Pharmacognosy helps in the development of Pharmacopoeial standards for herbal drugs for identification followed by characterization. Hence, correct authentication of crude drugs is the preliminary source for the Ayurvedic medicine system for combined formulation. Thereafter Pharmacognosy helps in the identification of drugs through morphology and microscopy examinations that further helps in the detection of adulterants as well as substituents. Hence authenticated drugs are used for the formulations which give proper therapeutic actions with fewer side effects.
Furthermore, Pharmacognosy helps in the identification, detection, and isolation of the phytochemicals which gives an idea for root-level curing of the diseases. Seventy percent of the population in rural India is dependent on the ayurvedic system of medicine which is of plant origin.

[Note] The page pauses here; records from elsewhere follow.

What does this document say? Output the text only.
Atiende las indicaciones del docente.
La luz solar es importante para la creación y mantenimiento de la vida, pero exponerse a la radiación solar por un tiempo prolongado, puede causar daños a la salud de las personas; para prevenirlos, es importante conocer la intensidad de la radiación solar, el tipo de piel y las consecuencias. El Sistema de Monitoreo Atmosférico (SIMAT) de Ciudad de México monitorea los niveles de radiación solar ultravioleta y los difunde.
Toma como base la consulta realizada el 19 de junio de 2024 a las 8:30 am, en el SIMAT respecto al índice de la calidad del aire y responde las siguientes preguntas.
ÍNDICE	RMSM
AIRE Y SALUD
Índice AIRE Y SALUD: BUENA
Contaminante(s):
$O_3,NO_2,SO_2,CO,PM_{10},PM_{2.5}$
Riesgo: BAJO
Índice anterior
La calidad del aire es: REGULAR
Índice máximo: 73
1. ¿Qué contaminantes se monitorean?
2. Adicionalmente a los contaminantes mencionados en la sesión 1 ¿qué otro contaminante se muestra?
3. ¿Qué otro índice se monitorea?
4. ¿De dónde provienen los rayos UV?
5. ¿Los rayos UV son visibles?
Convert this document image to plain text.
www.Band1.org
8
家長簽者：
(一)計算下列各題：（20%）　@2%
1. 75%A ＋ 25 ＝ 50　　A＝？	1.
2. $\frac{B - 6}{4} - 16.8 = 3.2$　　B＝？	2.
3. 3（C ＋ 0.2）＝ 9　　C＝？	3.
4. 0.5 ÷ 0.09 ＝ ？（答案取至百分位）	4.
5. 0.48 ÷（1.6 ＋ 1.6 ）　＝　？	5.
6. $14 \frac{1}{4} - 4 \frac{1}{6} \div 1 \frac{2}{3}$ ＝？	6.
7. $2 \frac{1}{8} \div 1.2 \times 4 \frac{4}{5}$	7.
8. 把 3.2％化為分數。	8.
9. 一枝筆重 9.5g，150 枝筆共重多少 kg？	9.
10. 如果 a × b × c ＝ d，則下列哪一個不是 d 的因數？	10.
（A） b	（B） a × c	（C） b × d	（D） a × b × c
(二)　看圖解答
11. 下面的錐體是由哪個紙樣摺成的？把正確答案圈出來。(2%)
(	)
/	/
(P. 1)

Ayurvedic products in the Indian market are projected to register a CAGR of 16% during 2016-2021. It is predicted that many Ayurvedic formulations viz. Ayurvedic nutraceuticals and dietary supplements, Ayurvedic cosmetics, and skincare products are likely to boost the market over the years. Awareness of side-effects of allopathy and health concerns is a few of the major factors driving consumer preference for Ayurvedic products in the country. There are more than 5000 plants which are used in Ayurveda among that some of the major plants are namely Ashwagandha, Ashoka, Triphala, Amla, Arjuna, Turmeric, Shatavari, Tulsi, Haridra, Neem, Rauwolfia, Gymnema, Pudina, Hibiscus, Lemongrass, Henna, Black pepper, Clove, Cinnamon, Ginger, etc.